Roughly a third of all indigenous land is not yet demarcated, the group says. In 2019, the BBC reported that more than 800,000 indigenous people lived in 450 demarcated indigenous territories, which accounted for 12 per cent of the country’s total land area.

These new changes will allow people occupying indigenous land – usually for the purpose of deforestation and agriculture or mining – to obtain a certificate that the land is undemarcated.

Under the proposed new law, MP 910, this certificate could then be used in support of a land-grabber’s claim to legalise property on that land, and eventually purchase for a fraction of the value without bidding against other parties.

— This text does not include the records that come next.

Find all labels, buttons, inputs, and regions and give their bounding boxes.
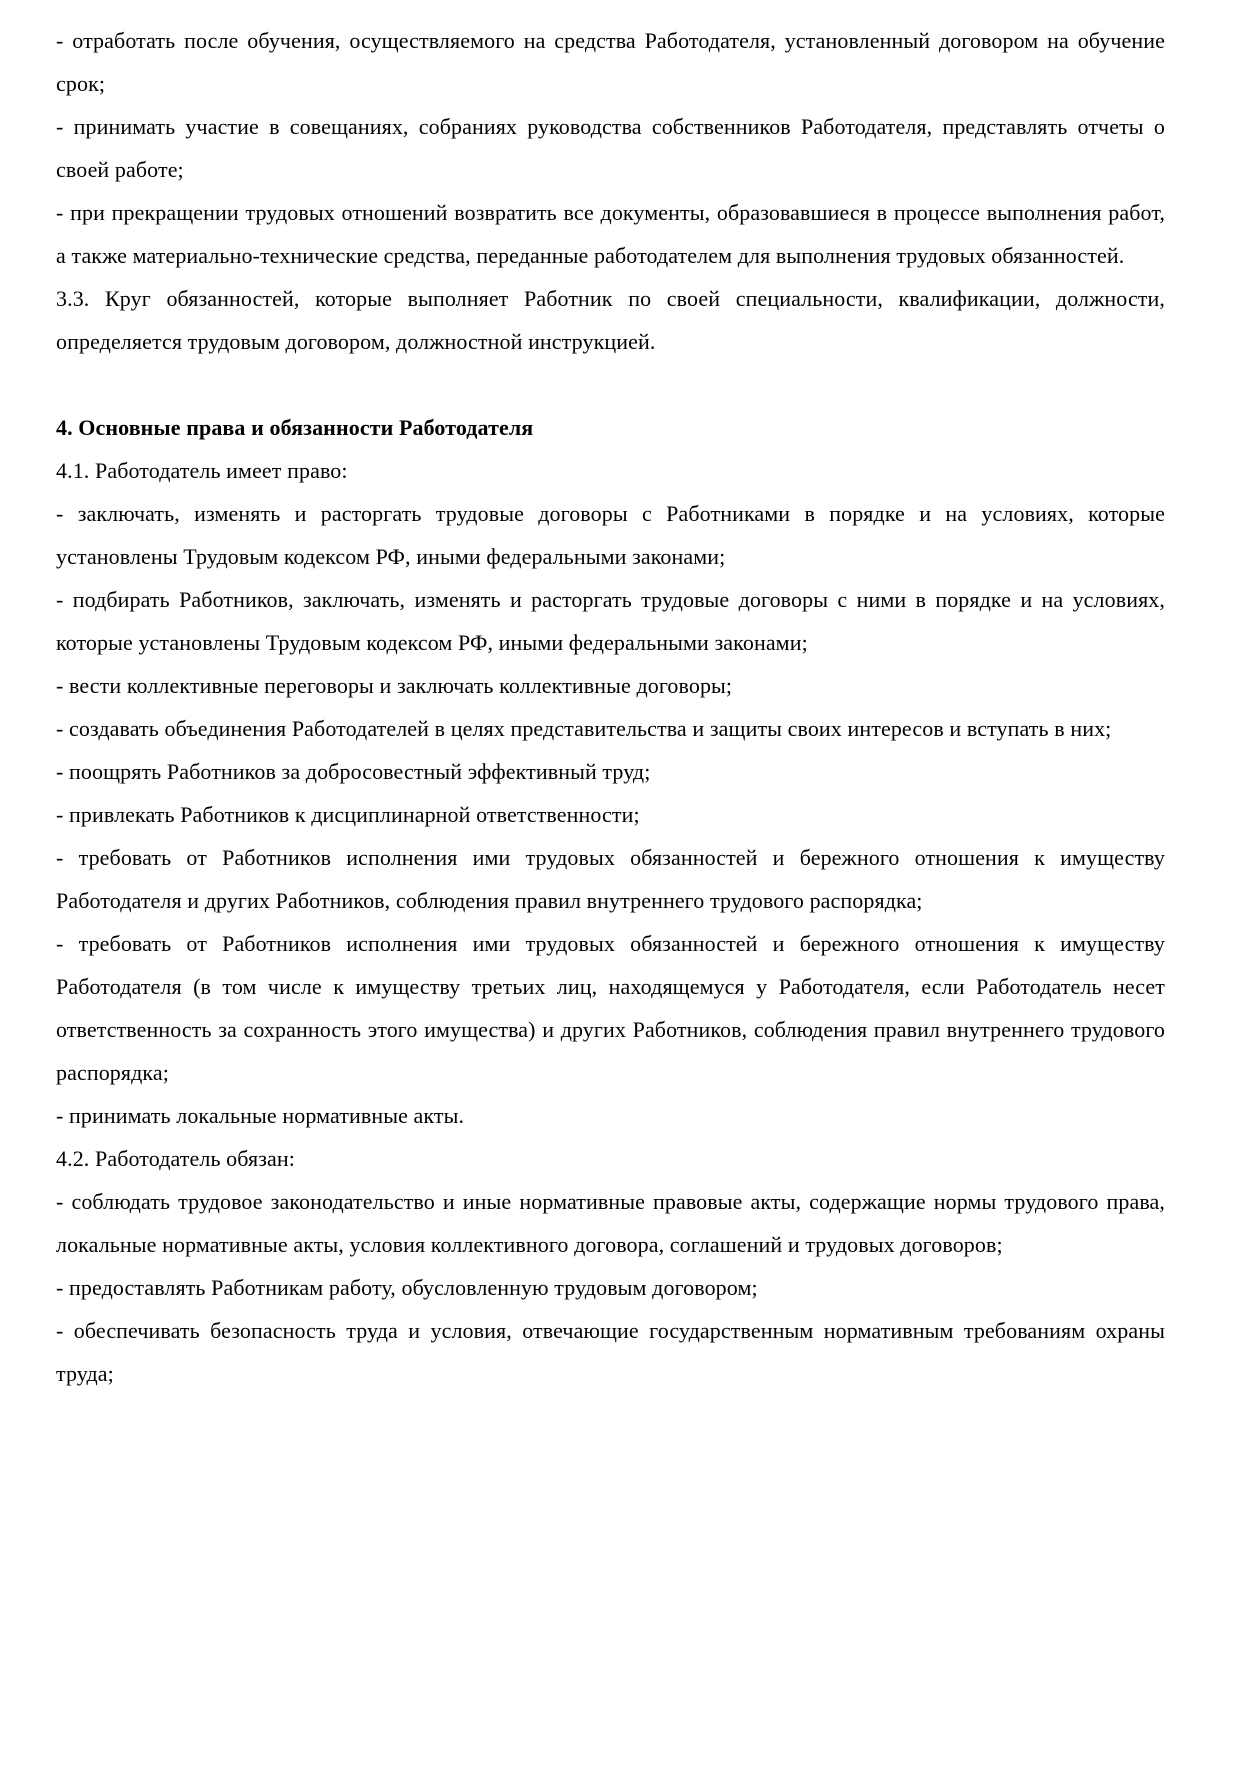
paragraph: 4.1. Работодатель имеет право: (56, 458, 348, 483)
section-heading: 4. Основные права и обязанности Работодателя (56, 415, 534, 440)
paragraph: - подбирать Работников, заключать, изменять и расторгать трудовые договоры с ними в порядке и на условиях, которые установлены Трудовым кодексом РФ, иными федеральными законами; (56, 587, 1165, 655)
paragraph: - создавать объединения Работодателей в целях представительства и защиты своих интересов и вступать в них; (56, 716, 1112, 741)
blank-line (56, 363, 1165, 406)
paragraph: - соблюдать трудовое законодательство и иные нормативные правовые акты, содержащие нормы трудового права, локальные нормативные акты, условия коллективного договора, соглашений и трудовых договоров; (56, 1189, 1165, 1257)
document-content (56, 19, 1165, 1395)
paragraph: - требовать от Работников исполнения ими трудовых обязанностей и бережного отношения к имуществу Работодателя (в том числе к имуществу третьих лиц, находящемуся у Работодателя, если Работодатель несет ответственность за сохранность этого имущества) и других Работников, соблюдения правил внутреннего трудового распорядка; (56, 931, 1165, 1085)
paragraph: 4.2. Работодатель обязан: (56, 1146, 295, 1171)
paragraph: - при прекращении трудовых отношений возвратить все документы, образовавшиеся в процессе выполнения работ, а также материально-технические средства, переданные работодателем для выполнения трудовых обязанностей. (56, 200, 1165, 268)
paragraph: - обеспечивать безопасность труда и условия, отвечающие государственным нормативным требованиям охраны труда; (56, 1318, 1165, 1386)
paragraph: - принимать локальные нормативные акты. (56, 1103, 465, 1128)
paragraph: - отработать после обучения, осуществляемого на средства Работодателя, установленный договором на обучение срок; (56, 28, 1165, 96)
paragraph: - вести коллективные переговоры и заключать коллективные договоры; (56, 673, 733, 698)
paragraph: - поощрять Работников за добросовестный эффективный труд; (56, 759, 651, 784)
paragraph: - принимать участие в совещаниях, собраниях руководства собственников Работодателя, представлять отчеты о своей работе; (56, 114, 1165, 182)
paragraph: - требовать от Работников исполнения ими трудовых обязанностей и бережного отношения к имуществу Работодателя и других Работников, соблюдения правил внутреннего трудового распорядка; (56, 845, 1165, 913)
paragraph: - предоставлять Работникам работу, обусловленную трудовым договором; (56, 1275, 758, 1300)
paragraph: - заключать, изменять и расторгать трудовые договоры с Работниками в порядке и на условиях, которые установлены Трудовым кодексом РФ, иными федеральными законами; (56, 501, 1165, 569)
paragraph: 3.3. Круг обязанностей, которые выполняет Работник по своей специальности, квалификации, должности, определяется трудовым договором, должностной инструкцией. (56, 286, 1165, 354)
paragraph: - привлекать Работников к дисциплинарной ответственности; (56, 802, 640, 827)
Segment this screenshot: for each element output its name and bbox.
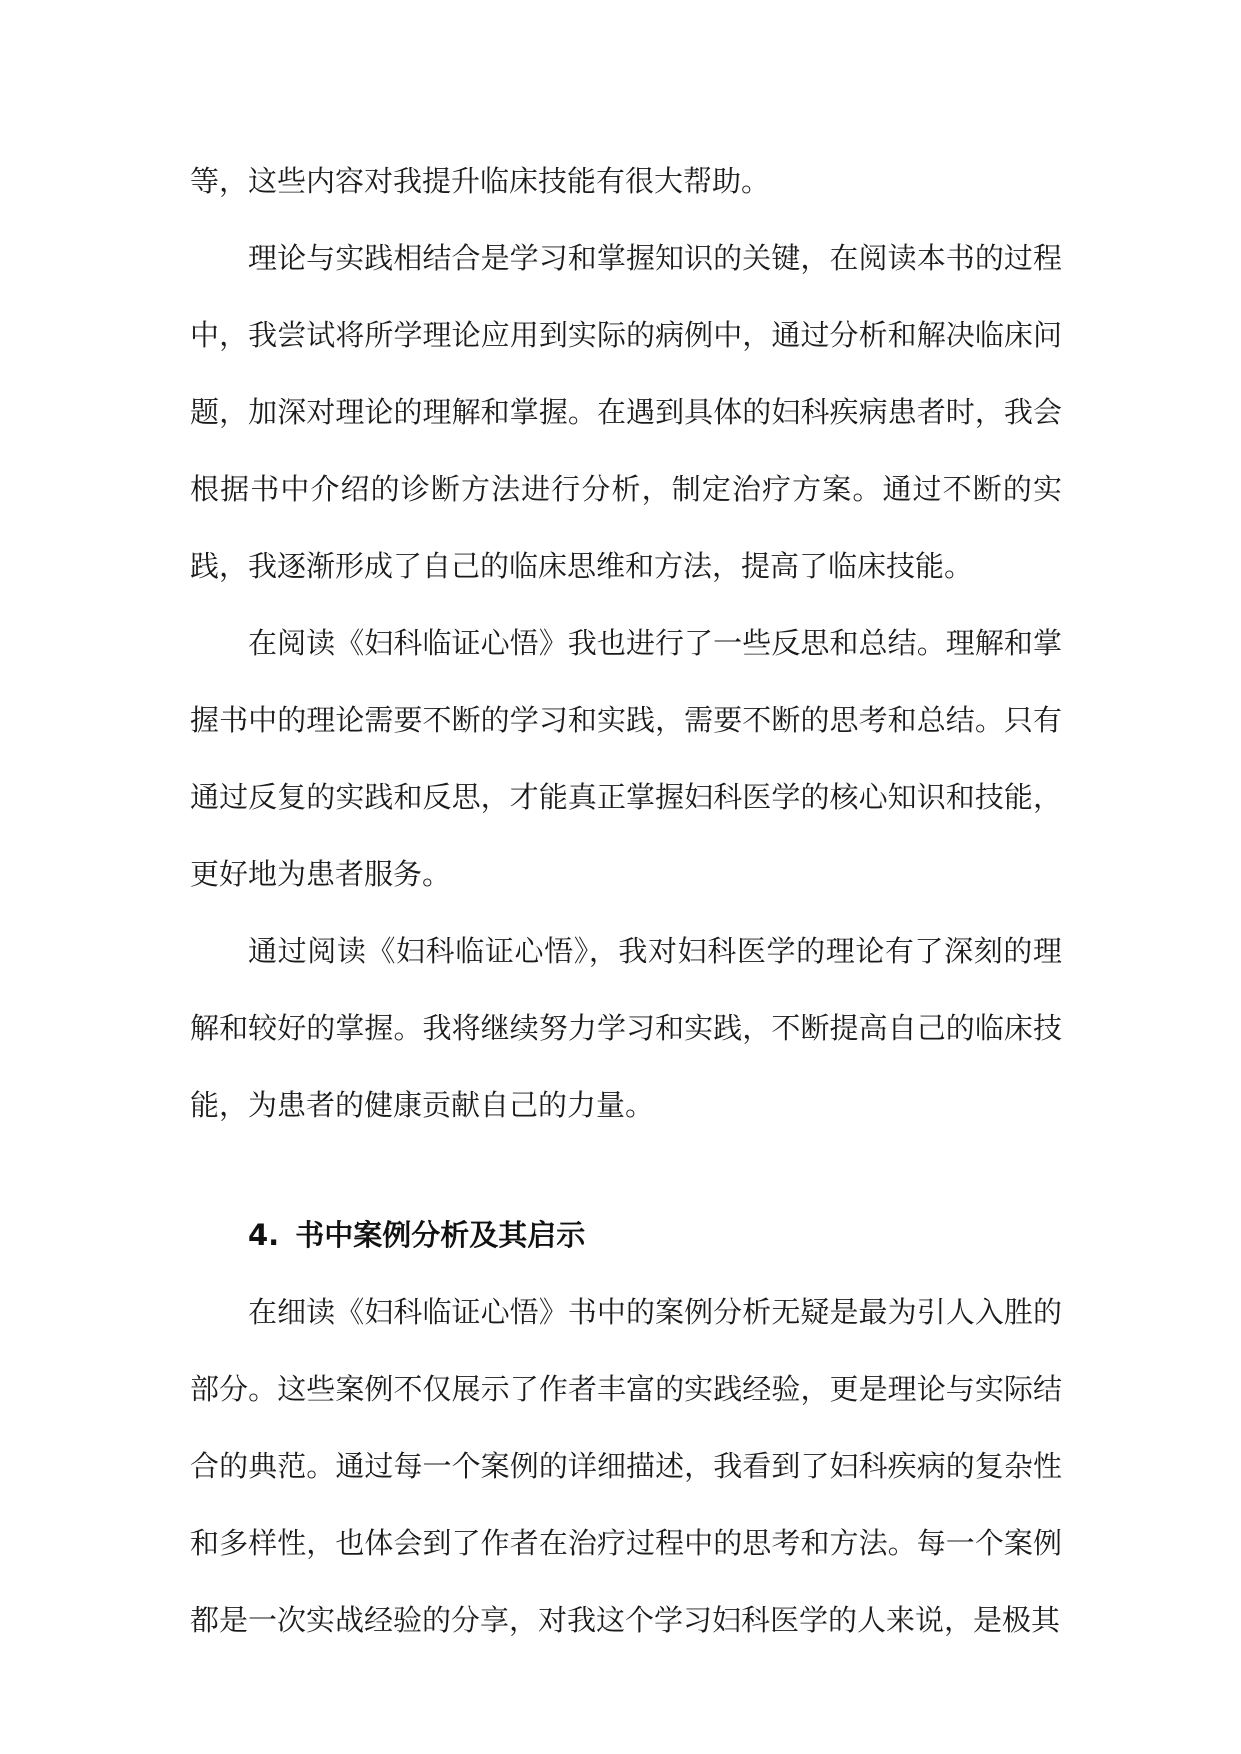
paragraph-reflection: 在阅读《妇科临证心悟》我也进行了一些反思和总结。理解和掌握书中的理论需要不断的学习和实践，需要不断的思考和总结。只有通过反复的实践和反思，才能真正掌握妇科医学的核心知识和技能，更好地为患者服务。 bbox=[190, 626, 1062, 891]
section-title: 书中案例分析及其启示 bbox=[295, 1218, 586, 1252]
section-heading bbox=[248, 1197, 1062, 1274]
paragraph-case-analysis: 在细读《妇科临证心悟》书中的案例分析无疑是最为引人入胜的部分。这些案例不仅展示了作者丰富的实践经验，更是理论与实际结合的典范。通过每一个案例的详细描述，我看到了妇科疾病的复杂性和多样性，也体会到了作者在治疗过程中的思考和方法。每一个案例都是一次实战经验的分享，对我这个学习妇科医学的人来说，是极其 bbox=[190, 1295, 1062, 1637]
paragraph-theory-practice: 理论与实践相结合是学习和掌握知识的关键，在阅读本书的过程中，我尝试将所学理论应用到实际的病例中，通过分析和解决临床问题，加深对理论的理解和掌握。在遇到具体的妇科疾病患者时，我会根据书中介绍的诊断方法进行分析，制定治疗方案。通过不断的实践，我逐渐形成了自己的临床思维和方法，提高了临床技能。 bbox=[190, 241, 1062, 583]
document-body bbox=[190, 143, 1062, 1659]
paragraph-continuation: 等，这些内容对我提升临床技能有很大帮助。 bbox=[190, 164, 771, 198]
section-number: 4. bbox=[248, 1218, 280, 1252]
paragraph-conclusion: 通过阅读《妇科临证心悟》，我对妇科医学的理论有了深刻的理解和较好的掌握。我将继续努力学习和实践，不断提高自己的临床技能，为患者的健康贡献自己的力量。 bbox=[190, 934, 1062, 1122]
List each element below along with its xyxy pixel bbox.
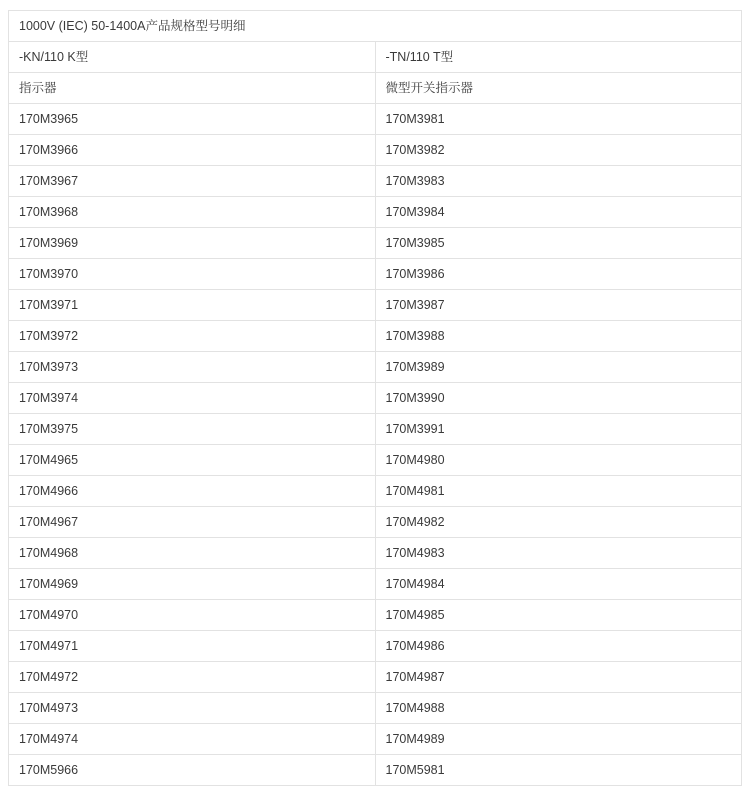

The former head of the country’s environment agency has also warned that sections of the proposed law which supposedly benefit small farmers – by scrapping the need for official inspections of land under 2,500 hectares ahead of a potential acquisition – could be exploited as loopholes by large-scale land-grabbers.

The government says it will stop proxy ownership by larger parties – who it is feared could use small landowners to acquire it for them without official assessment - by banning the sale of newly acquired land for the first 10 years.

“With this flexibility, and without separating big landowners from small ones, this law legalises those who live from land invasion, deforestation and the sale of public land,” Suely Araujo, former president of Ibama, told Mongabay.

She added: “If there isn’t a political decision to withdraw MP 910 from the measures to be voted through, we run the risk of a serious environmental reverse during this [health] crisis.”

The 2018 cut-off date would be the second extension of an initial 2004 cut-off, which campaigners fear would embolden land-grabbers with the promise of continually renewed amnesty for past crimes.

As a result, the new law could lead to the deforestation of an additional 1.6 million hectares – an area larger than Yemen – by 2027, conservation research organisation Imazon estimates.

“If passed, it would be a hard blow against any hope that there will be any regaining control and fighting deforestation,” Brenda Brito, a lawyer and researcher at Imazon, told Unearthed.

“It will, in fact, be the end of that hope, if anyone is still hopeful that the current government will actually face and fight deforestation. Because this measure will end up stimulating even more than is happening now.”